Gewinn nicht abgeholt: Lotto Sachsen-Anhalt sucht Lotto-Millionär von 2019

Veröffentlicht am: 13. July 2022, 01:05 Uhr. 

Letzte Aktualisierung am: 13. July 2022, 01:10 Uhr.

Der staatliche Glücksspiel-Betreiber Lotto Sachsen-Anhalt sucht nach einem unbekannten Lotto-Millionär. Dem Spieler oder der Spielerin blieben nur noch wenige Monate Zeit, den bei einer Sonderziehung im Jahr 2019 geknackten Jackpot in Höhe von einer Million EUR für sich zu reklamieren. Andernfalls fließe das Geld in die nächste bundesweite Sonderziehung.
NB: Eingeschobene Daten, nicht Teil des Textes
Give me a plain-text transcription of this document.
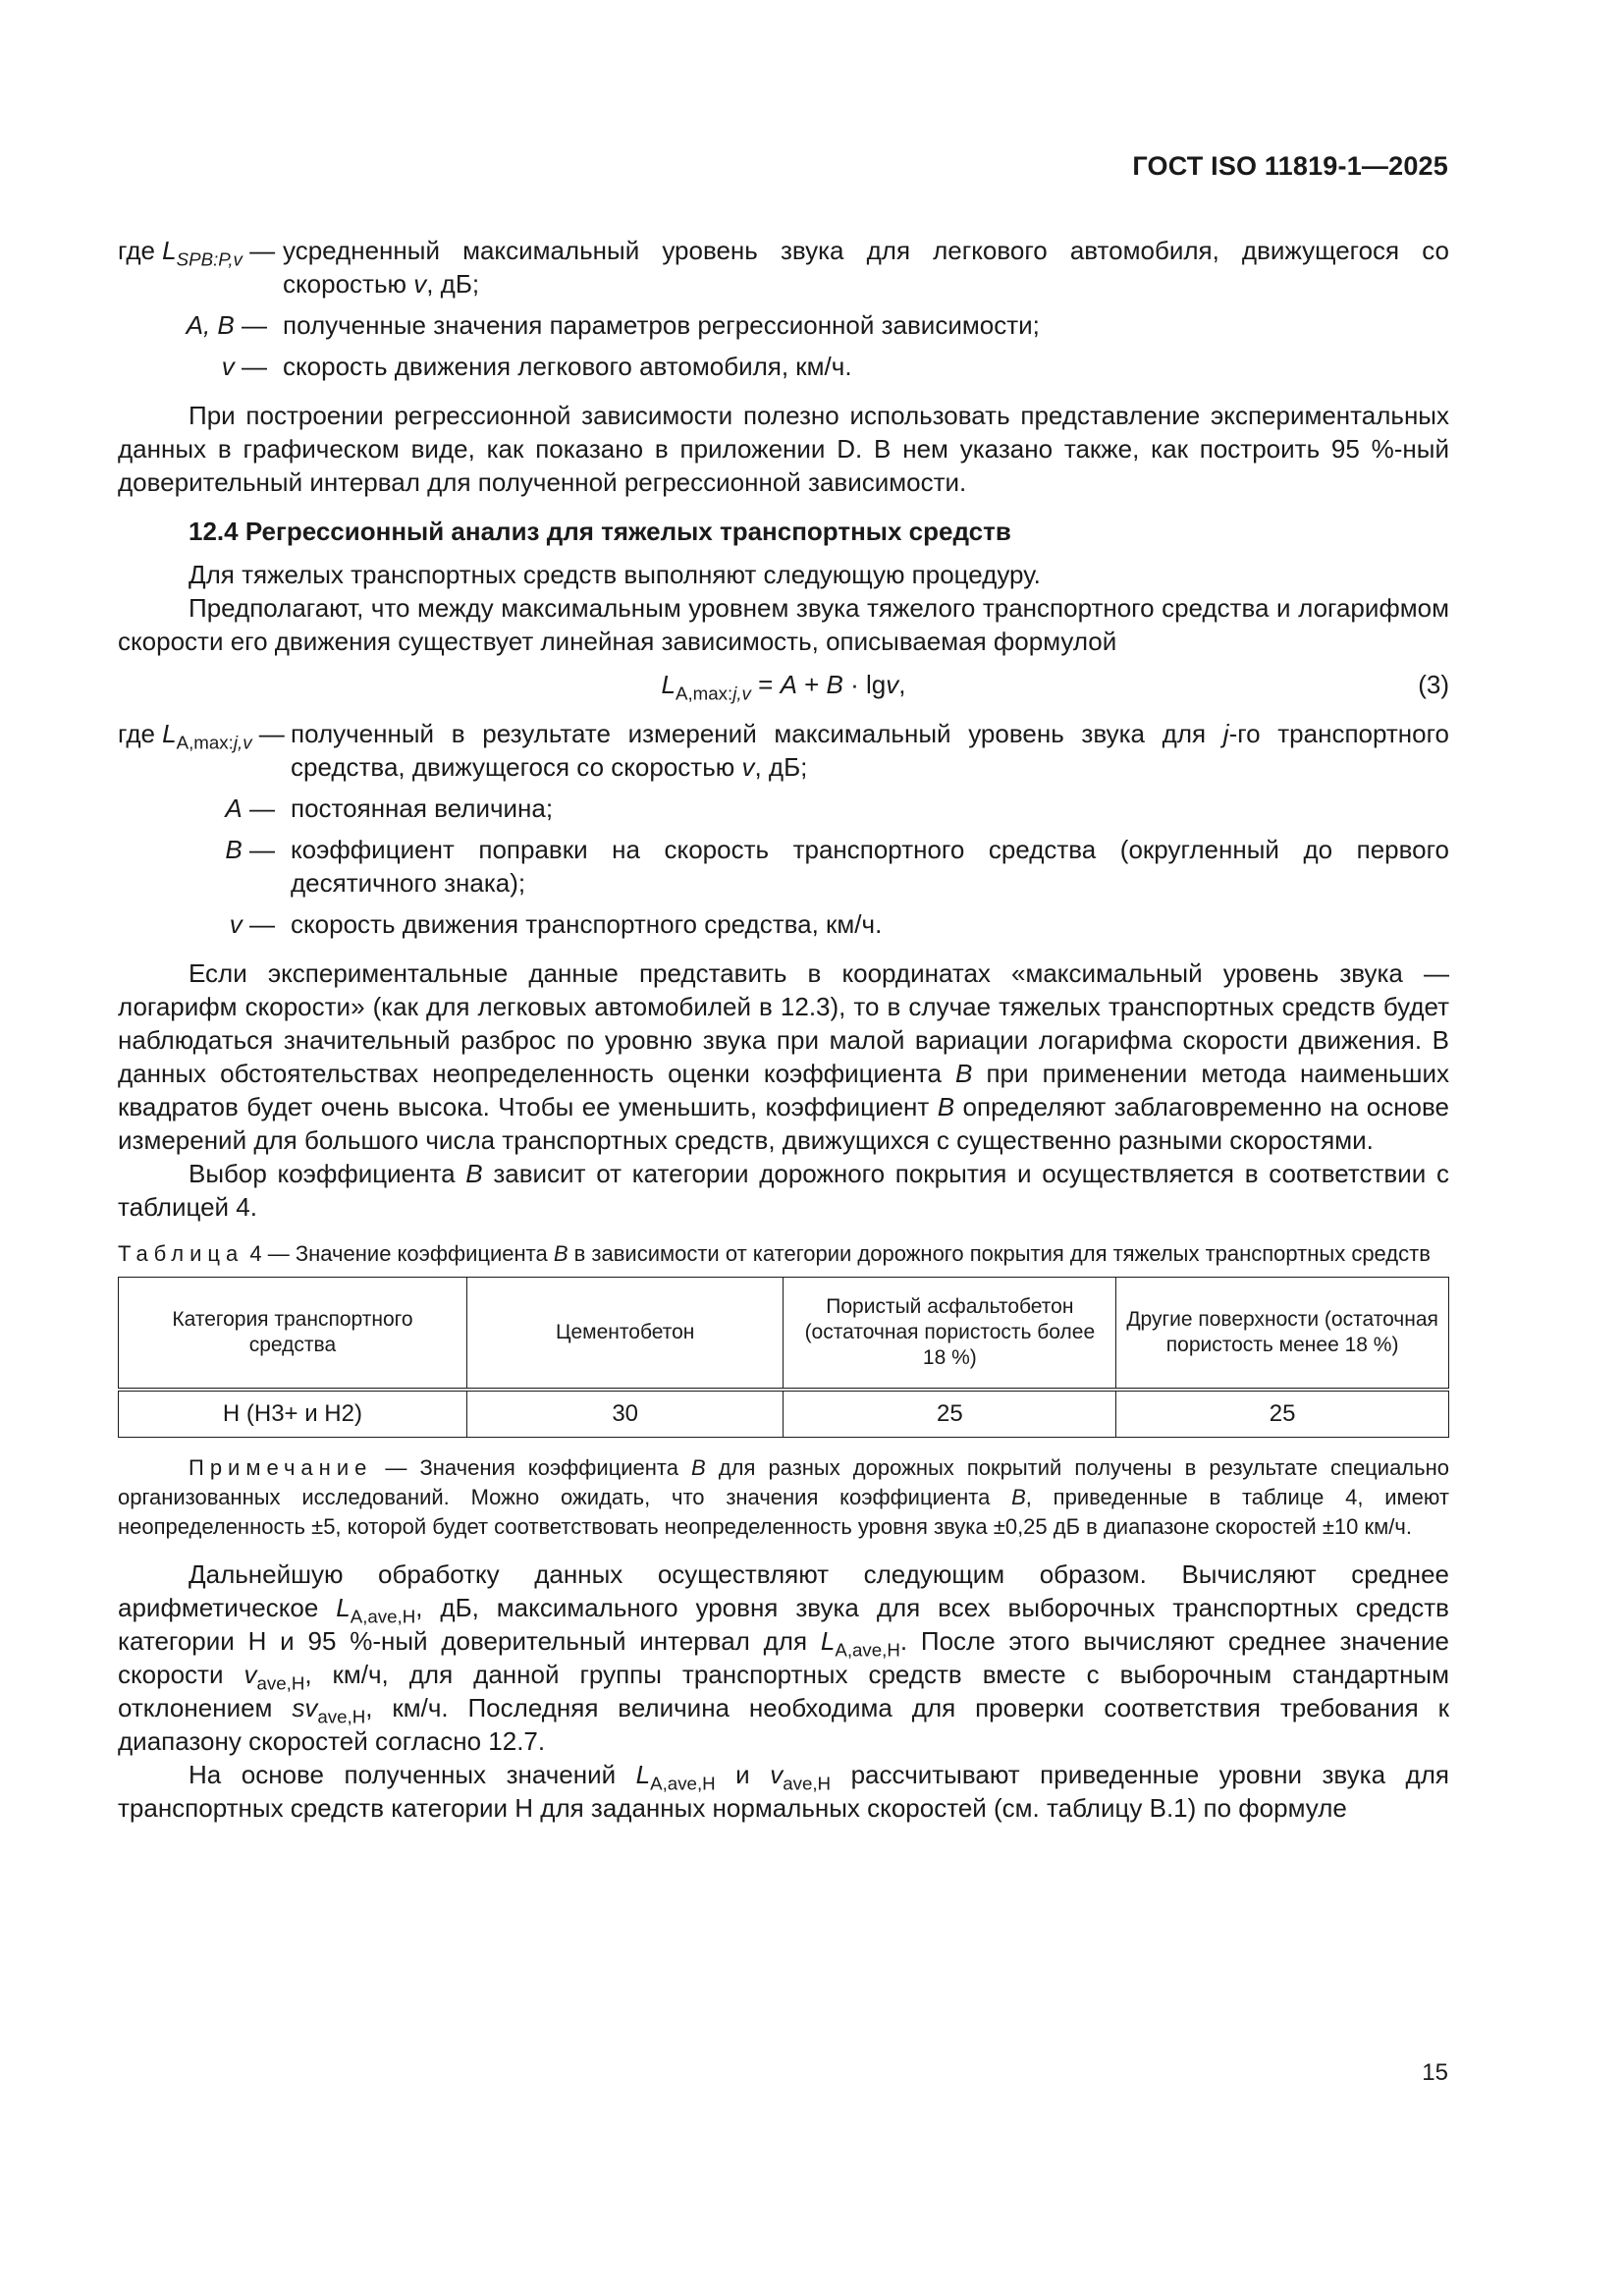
ГОСТ ISO 11819-1—2025
где $L_{SPB:P,v}$ — усредненный максимальный уровень звука для легкового автомобиля, движущегося со скоростью v, дБ;
A, B — полученные значения параметров регрессионной зависимости;
v — скорость движения легкового автомобиля, км/ч.

При построении регрессионной зависимости полезно использовать представление экспериментальных данных в графическом виде, как показано в приложении D. В нем указано также, как построить 95 %-ный доверительный интервал для полученной регрессионной зависимости.

12.4 Регрессионный анализ для тяжелых транспортных средств

Для тяжелых транспортных средств выполняют следующую процедуру.

Предполагают, что между максимальным уровнем звука тяжелого транспортного средства и логарифмом скорости его движения существует линейная зависимость, описываемая формулой

$L_{A,max:j,v} = A + B \cdot \lg v$,	(3)
где $L_{A,max:j,v}$ — полученный в результате измерений максимальный уровень звука для j-го транспортного средства, движущегося со скоростью v, дБ;
A — постоянная величина;
B — коэффициент поправки на скорость транспортного средства (округленный до первого десятичного знака);
v — скорость движения транспортного средства, км/ч.

Если экспериментальные данные представить в координатах «максимальный уровень звука — логарифм скорости» (как для легковых автомобилей в 12.3), то в случае тяжелых транспортных средств будет наблюдаться значительный разброс по уровню звука при малой вариации логарифма скорости движения. В данных обстоятельствах неопределенность оценки коэффициента B при применении метода наименьших квадратов будет очень высока. Чтобы ее уменьшить, коэффициент B определяют заблаговременно на основе измерений для большого числа транспортных средств, движущихся с существенно разными скоростями.

Выбор коэффициента B зависит от категории дорожного покрытия и осуществляется в соответствии с таблицей 4.

Таблица 4 — Значение коэффициента B в зависимости от категории дорожного покрытия для тяжелых транспортных средств
Категория транспортного средства	Цементобетон	Пористый асфальтобетон (остаточная пористость более 18 %)	Другие поверхности (остаточная пористость менее 18 %)
H (H3+ и H2)	30	25	25
Примечание — Значения коэффициента B для разных дорожных покрытий получены в результате специально организованных исследований. Можно ожидать, что значения коэффициента B, приведенные в таблице 4, имеют неопределенность ±5, которой будет соответствовать неопределенность уровня звука ±0,25 дБ в диапазоне скоростей ±10 км/ч.

Дальнейшую обработку данных осуществляют следующим образом. Вычисляют среднее арифметическое $L_{A,ave,H}$, дБ, максимального уровня звука для всех выборочных транспортных средств категории H и 95 %-ный доверительный интервал для $L_{A,ave,H}$. После этого вычисляют среднее значение скорости $v_{ave,H}$, км/ч, для данной группы транспортных средств вместе с выборочным стандартным отклонением $sv_{ave,H}$, км/ч. Последняя величина необходима для проверки соответствия требования к диапазону скоростей согласно 12.7.

На основе полученных значений $L_{A,ave,H}$ и $v_{ave,H}$ рассчитывают приведенные уровни звука для транспортных средств категории H для заданных нормальных скоростей (см. таблицу B.1) по формуле

15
Mann mit Objektiv vor dem Auge
Lotto Sachsen-Anhalt fahndet aktuell nach einem Millionengewinner von 2019 (Quelle: unsplash.com/
Evgeni Tcherkasski)

Lotto-Glück im Südharz

Am 9. Dezember 2019 räumte ein im Südharz abgegebener Lotto-Tippschein bei einer Nikolaus-Sonderauslosung einen Gewinn von 1 Mio. EUR ab. Bislang hat sich der oder die Glückliche jedoch noch nicht bei Betreiber Lotto Sachsen-Anhalt gemeldet.

Die Landeslotteriegesellschaft sucht nun erneut öffentlich nach dem Gewinner oder der Gewinnerin. Bereits Im Oktober 2020 hatte Lotto Sachsen-Anhalt seine Kunden dazu aufgerufen, alte Spielscheine noch einmal zu prüfen. Damals, elf Monate nach der Ziehung, erklärte der damalige Geschäftsführer Marko Ehbele in einer Mitteilung:

Dass ein Millionär seinen Gewinn bewusst so lange warten lässt, kam in der 29-jährigen Unternehmensgeschichte noch nicht vor.

Nun legte der Magdeburger Glücksspiel-Anbieter mit einer weiteren Meldung nach.

Die Zeit, die Million abzurufen, werde nämlich langsam knapp. Insgesamt drei Jahre werden Gewinne vorgehalten, danach fließen die nicht abgeholten Gelder zurück in den Lotto-Topf.

Erster verfallener Millionen-Gewinn in Sachsen-Anhalt?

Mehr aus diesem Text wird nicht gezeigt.